The protein content in yogurts made from cow’s and ewe’s milk is also different, as it is related to whey proteins and to the profile of bioactive peptides with the beneficial effects of these products [72,73]. The hypocholesterolaemic effect of whey proteins has been observed in connection with casein in an intervention study [74]. Thus, the higher content of lipids, proteins, and calcium in ewe’s milk yogurts than in cow’s milk yogurt may enhance some benefits for health, without increasing serum lipid concentrations. The energy value of whole ewe’s milk yogurt may be a problem if the energy content of the diet is not controlled.

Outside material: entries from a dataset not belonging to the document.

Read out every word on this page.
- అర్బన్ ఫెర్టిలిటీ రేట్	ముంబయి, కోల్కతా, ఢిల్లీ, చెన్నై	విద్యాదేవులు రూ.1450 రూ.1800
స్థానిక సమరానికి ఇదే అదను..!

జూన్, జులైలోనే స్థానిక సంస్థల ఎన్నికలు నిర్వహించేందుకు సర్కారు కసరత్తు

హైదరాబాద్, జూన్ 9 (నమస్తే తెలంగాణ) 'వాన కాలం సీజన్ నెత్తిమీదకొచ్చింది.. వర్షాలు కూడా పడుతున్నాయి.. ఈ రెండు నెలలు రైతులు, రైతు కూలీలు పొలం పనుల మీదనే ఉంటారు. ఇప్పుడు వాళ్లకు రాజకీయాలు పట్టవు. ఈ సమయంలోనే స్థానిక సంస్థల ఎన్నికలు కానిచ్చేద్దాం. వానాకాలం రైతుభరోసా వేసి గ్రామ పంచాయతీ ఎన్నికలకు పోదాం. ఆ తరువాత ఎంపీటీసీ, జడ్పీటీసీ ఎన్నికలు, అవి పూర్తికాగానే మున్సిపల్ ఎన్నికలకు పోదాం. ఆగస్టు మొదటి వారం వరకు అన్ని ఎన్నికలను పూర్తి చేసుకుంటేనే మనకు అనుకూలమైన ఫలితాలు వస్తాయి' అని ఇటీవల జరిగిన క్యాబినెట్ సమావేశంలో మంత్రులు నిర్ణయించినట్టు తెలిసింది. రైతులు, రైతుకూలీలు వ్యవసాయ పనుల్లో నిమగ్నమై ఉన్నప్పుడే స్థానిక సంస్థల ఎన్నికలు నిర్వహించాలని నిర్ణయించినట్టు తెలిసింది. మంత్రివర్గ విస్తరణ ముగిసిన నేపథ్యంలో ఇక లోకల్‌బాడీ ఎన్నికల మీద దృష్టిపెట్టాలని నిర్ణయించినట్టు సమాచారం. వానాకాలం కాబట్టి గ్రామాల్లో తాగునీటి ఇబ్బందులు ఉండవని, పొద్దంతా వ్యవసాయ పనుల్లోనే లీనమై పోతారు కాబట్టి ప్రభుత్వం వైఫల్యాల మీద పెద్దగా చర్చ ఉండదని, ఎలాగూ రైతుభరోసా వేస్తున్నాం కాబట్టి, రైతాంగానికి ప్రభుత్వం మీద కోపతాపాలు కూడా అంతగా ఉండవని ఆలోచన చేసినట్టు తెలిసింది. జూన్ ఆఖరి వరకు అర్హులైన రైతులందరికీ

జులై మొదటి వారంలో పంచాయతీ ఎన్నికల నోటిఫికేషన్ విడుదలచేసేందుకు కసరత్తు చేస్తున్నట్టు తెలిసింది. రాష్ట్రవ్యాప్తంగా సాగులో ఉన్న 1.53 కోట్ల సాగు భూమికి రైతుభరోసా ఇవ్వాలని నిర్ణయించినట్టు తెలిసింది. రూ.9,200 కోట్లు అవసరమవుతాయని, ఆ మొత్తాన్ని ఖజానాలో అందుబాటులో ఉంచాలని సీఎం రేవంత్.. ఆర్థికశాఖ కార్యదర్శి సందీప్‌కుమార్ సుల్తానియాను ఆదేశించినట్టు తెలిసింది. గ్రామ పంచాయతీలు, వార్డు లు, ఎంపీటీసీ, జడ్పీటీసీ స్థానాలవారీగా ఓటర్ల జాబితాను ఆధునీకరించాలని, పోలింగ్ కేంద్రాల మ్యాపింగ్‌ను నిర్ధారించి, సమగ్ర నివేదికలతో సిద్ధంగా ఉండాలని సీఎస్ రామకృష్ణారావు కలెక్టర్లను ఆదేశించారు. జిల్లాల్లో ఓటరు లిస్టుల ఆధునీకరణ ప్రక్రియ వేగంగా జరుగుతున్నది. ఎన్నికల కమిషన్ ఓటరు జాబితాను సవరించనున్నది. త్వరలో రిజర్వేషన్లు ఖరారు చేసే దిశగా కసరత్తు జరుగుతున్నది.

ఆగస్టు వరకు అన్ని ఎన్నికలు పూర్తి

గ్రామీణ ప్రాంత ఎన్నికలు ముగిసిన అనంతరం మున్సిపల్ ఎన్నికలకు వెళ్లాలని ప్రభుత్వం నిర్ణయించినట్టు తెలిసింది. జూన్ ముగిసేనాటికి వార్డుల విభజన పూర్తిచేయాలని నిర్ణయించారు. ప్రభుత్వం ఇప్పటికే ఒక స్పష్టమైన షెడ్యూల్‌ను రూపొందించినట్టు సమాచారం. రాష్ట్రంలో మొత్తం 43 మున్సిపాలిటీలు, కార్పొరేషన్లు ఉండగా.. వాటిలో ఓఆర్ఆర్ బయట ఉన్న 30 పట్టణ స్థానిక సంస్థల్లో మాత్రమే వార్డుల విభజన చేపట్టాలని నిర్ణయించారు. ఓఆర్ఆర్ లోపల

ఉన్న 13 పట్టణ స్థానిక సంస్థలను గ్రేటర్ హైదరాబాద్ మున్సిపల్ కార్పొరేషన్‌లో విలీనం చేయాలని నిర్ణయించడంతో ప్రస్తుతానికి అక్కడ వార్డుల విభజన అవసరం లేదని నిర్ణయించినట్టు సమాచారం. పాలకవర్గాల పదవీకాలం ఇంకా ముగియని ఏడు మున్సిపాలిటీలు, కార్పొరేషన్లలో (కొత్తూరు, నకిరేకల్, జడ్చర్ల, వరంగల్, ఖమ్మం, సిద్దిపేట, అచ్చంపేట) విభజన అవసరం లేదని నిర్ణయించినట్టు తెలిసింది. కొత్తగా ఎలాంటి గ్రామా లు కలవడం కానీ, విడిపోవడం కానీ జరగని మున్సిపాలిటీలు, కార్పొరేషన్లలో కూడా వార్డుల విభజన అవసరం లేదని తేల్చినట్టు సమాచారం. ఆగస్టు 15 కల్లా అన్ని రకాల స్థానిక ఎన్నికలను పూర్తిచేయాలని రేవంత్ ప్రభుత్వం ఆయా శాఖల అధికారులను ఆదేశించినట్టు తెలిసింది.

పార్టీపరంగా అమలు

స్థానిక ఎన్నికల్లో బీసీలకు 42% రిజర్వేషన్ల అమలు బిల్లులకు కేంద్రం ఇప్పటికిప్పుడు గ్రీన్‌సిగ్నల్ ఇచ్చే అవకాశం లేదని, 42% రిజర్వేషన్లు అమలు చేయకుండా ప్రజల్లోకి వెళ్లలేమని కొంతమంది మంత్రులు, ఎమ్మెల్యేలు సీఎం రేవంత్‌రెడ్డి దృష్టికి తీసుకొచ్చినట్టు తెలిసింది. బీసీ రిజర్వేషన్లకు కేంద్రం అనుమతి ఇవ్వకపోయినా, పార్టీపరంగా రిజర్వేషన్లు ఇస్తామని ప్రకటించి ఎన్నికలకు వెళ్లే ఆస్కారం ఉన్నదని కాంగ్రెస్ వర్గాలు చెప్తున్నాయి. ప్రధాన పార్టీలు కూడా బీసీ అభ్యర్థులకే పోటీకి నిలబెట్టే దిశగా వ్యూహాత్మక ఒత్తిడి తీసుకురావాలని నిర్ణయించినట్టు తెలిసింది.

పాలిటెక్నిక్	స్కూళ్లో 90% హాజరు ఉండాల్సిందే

However, from observational studies, it seems that a high yogurt consumption is associated with overall healthy diets [75]. This is acknowledged to be a confounding factor in the interpretation of the results, since part of the beneficial effect in CVD risk reduction might be attributable to the overall diet composition [54].

The present study shows that the intake of yogurt, from ewe’s and cow’s milk, at levels that the consumer might consider to be part of a varied diet, neither decreases nor increases plasma lipoprotein cholesterol levels in apparently healthy individuals with characteristics similar to those included in this study. However, ewe’s milk yogurt has no impact on the consumer lipid profile, is a major source of SCFA, calcium, and proteins, and has a reduced n6:n3 ratio. This may be favourable for certain population groups that could benefit from a product with a high density of said nutrients.